We should use the plain ASCII fallback representation of these domains, as if we had never heard of international domain names.

Please note that I suggest this only for the email address (both local and domain part), not for the display/real name.
I definitively support your request to sanitize the local part of an email address, but I think your request is going too far. Thunderbird should be conform to the RFC, which it will not be following your request.
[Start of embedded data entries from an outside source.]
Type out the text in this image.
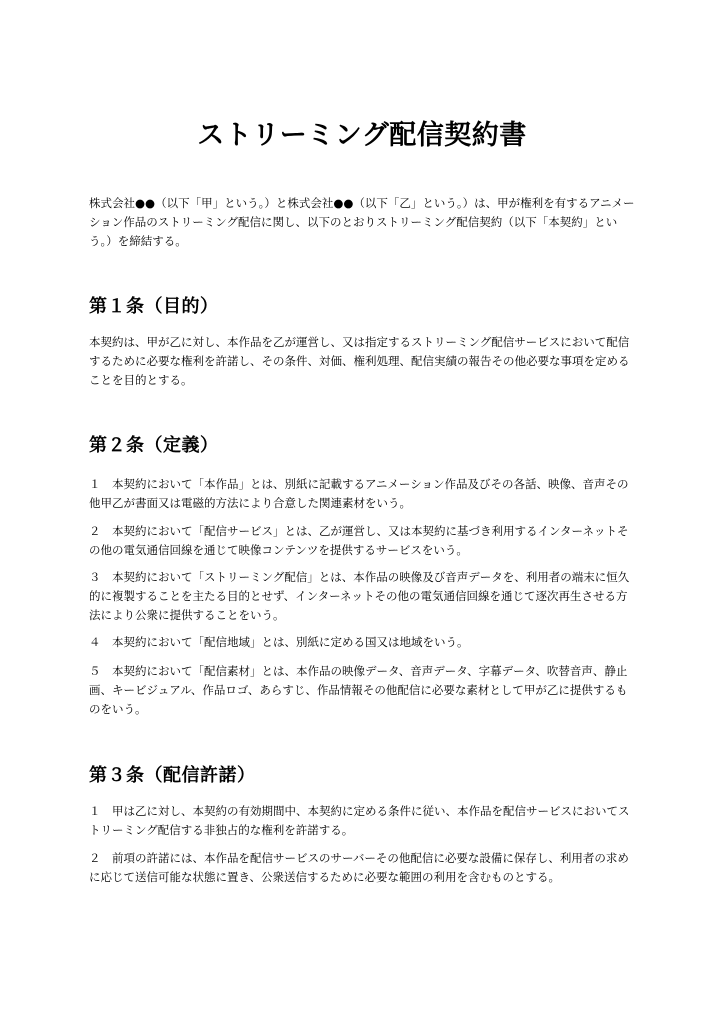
ストリーミング配信契約書

株式会社●●（以下「甲」という。）と株式会社●●（以下「乙」という。）は、甲が権利を有するアニメーション作品のストリーミング配信に関し、以下のとおりストリーミング配信契約（以下「本契約」という。）を締結する。

第１条（目的）

本契約は、甲が乙に対し、本作品を乙が運営し、又は指定するストリーミング配信サービスにおいて配信するために必要な権利を許諾し、その条件、対価、権利処理、配信実績の報告その他必要な事項を定めることを目的とする。

第２条（定義）

１　本契約において「本作品」とは、別紙に記載するアニメーション作品及びその各話、映像、音声その他甲乙が書面又は電磁的方法により合意した関連素材をいう。

２　本契約において「配信サービス」とは、乙が運営し、又は本契約に基づき利用するインターネットその他の電気通信回線を通じて映像コンテンツを提供するサービスをいう。

３　本契約において「ストリーミング配信」とは、本作品の映像及び音声データを、利用者の端末に恒久的に複製することを主たる目的とせず、インターネットその他の電気通信回線を通じて逐次再生させる方法により公衆に提供することをいう。

４　本契約において「配信地域」とは、別紙に定める国又は地域をいう。

５　本契約において「配信素材」とは、本作品の映像データ、音声データ、字幕データ、吹替音声、静止画、キービジュアル、作品ロゴ、あらすじ、作品情報その他配信に必要な素材として甲が乙に提供するものをいう。

第３条（配信許諾）

１　甲は乙に対し、本契約の有効期間中、本契約に定める条件に従い、本作品を配信サービスにおいてストリーミング配信する非独占的な権利を許諾する。

２　前項の許諾には、本作品を配信サービスのサーバーその他配信に必要な設備に保存し、利用者の求めに応じて送信可能な状態に置き、公衆送信するために必要な範囲の利用を含むものとする。
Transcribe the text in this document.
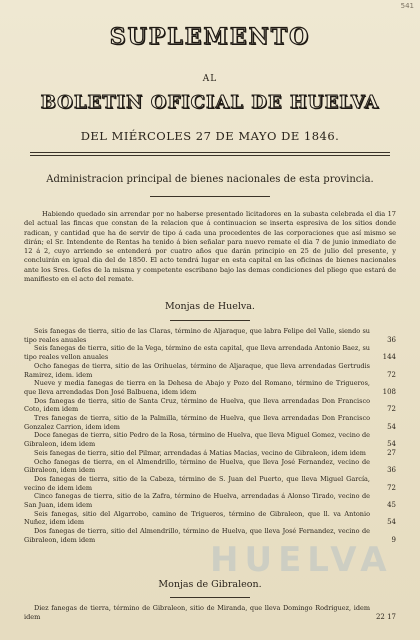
541
SUPLEMENTO
AL
BOLETIN OFICIAL DE HUELVA
DEL MIÉRCOLES 27 DE MAYO DE 1846.
Administracion principal de bienes nacionales de esta provincia.
Habiendo quedado sin arrendar por no haberse presentado licitadores en la subasta celebrada el dia 17 del actual las fincas que constan de la relacion que á continuacion se inserta espresiva de los sitios donde radican, y cantidad que ha de servir de tipo á cada una procedentes de las corporaciones que así mismo se dirán; el Sr. Intendente de Rentas ha tenido á bien señalar para nuevo remate el dia 7 de junio inmediato de 12 á 2, cuyo arriendo se entenderá por cuatro años que darán principio en 25 de julio del presente, y concluirán en igual dia del de 1850. El acto tendrá lugar en esta capital en las oficinas de bienes nacionales ante los Sres. Gefes de la misma y competente escribano bajo las demas condiciones del pliego que estará de manifiesto en el acto del remate.
Monjas de Huelva.
Seis fanegas de tierra, sitio de las Claras, término de Aljaraque, que labra Felipe del Valle, siendo su tipo reales anuales	36
Seis fanegas de tierra, sitio de la Vega, término de esta capital, que lleva arrendada Antonio Baez, su tipo reales vellon anuales	144
Ocho fanegas de tierra, sitio de las Orihuelas, término de Aljaraque, que lleva arrendadas Gertrudis Ramirez, idem. idem	72
Nueve y media fanegas de tierra en la Dehesa de Abajo y Pozo del Romano, término de Trigueros, que lleva arrendadas Don José Balbuena, idem idem	108
Dos fanegas de tierra, sitio de Santa Cruz, término de Huelva, que lleva arrendadas Don Francisco Coto, idem idem	72
Tres fanegas de tierra, sitio de la Palmilla, término de Huelva, que lleva arrendadas Don Francisco Gonzalez Carrion, idem idem	54
Doce fanegas de tierra, sitio Pedro de la Rosa, término de Huelva, que lleva Miguel Gomez, vecino de Gibraleon, idem idem	54
Seis fanegas de tierra, sitio del Pilmar, arrendadas á Matias Macias, vecino de Gibraleon, idem idem	27
Ocho fanegas de tierra, en el Almendrillo, término de Huelva, que lleva José Fernandez, vecino de Gibraleon, idem idem	36
Dos fanegas de tierra, sitio de la Cabeza, término de S. Juan del Puerto, que lleva Miguel García, vecino de idem idem	72
Cinco fanegas de tierra, sitio de la Zafra, término de Huelva, arrendadas á Alonso Tirado, vecino de San Juan, idem idem	45
Seis fanegas, sitio del Algarrobo, camino de Trigueros, término de Gibraleon, que ll. va Antonio Nuñez, idem idem	54
Dos fanegas de tierra, sitio del Almendrillo, término de Huelva, que lleva José Fernandez, vecino de Gibraleon, idem idem	9
HUELVA
Monjas de Gibraleon.
Diez fanegas de tierra, término de Gibraleon, sitio de Miranda, que lleva Domingo Rodriguez, idem idem	22 17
The corresponding RFCs are RFC 5322 and maybe also RFC 5321. Wikipedia has a short summary on the allowed characters in the local part under [1].

With your request "4." you kill some features like comments (in round brackets) and others, which is undesirable.

For your request "5." as a side effect of "4." I would vote strongly against: If there are security issues in the handling of IDN they should be addressed directly instead of removing IDN as a whole. Compatibility issues are there exactly because some developers of software do not follow the standards (leaving out problems of poorly formulated standards). TB should not mimic such bad practice and where ever follow the standards as close as it's possible. There are certainly users out there who rely on IDN.

[1] https://en.wikipedia.org/wiki/Email_address#Local-part
Group: mail-core-security
Group: mail-core-security
To 4., we might consider using a blacklist instead of a whitelist. We should achieve the following:
* Remove any control and/or non-printable characters. Most of them are forbidden by the spec anyways.
* Remove any characters that may be causing harm downstream. e.g "\", """ (double quote) and similar. No sane person has these in their email address. If they do, they wouldn't get much email, because most software probably would bark at them.
* (Possibly) Avoid homographs, compare https://wiki.mozilla.org/IDN_Display_Algorithm
I'm going to mark this WONTFIX. We need to stay RFC compliant, and also, IDN support should be improved not removed.
Status: NEW → RESOLVED
Closed: 3 years ago
Resolution: --- → WONTFIX
Magnus, I think you misunderstood.

1. The RFC does forbid control characters.
2. I do not suggest to remove IDN support
3. The RFCs are 30 years old and allow cases that today are unnecessary and not safe anymore.

Please reconsider.
(In reply to Ben Bucksch (:BenB) from comment #4)
> Magnus, I think you misunderstood.
> 
> 1. The RFC does forbid control characters.

Yes, I'm not opposed to stripping acsii control chars.

> 2. I do not suggest to remove IDN support

You wrote "5. Remove support for international domains"

> 3. The RFCs are 30 years old and allow cases that today are unnecessary and
> not safe anymore.

rfc 5322 is from 2008. I don't think people ever had strange looking addresses. The rfc just lists what's not allowed and tries not to limit potential use cases, just like we have to do.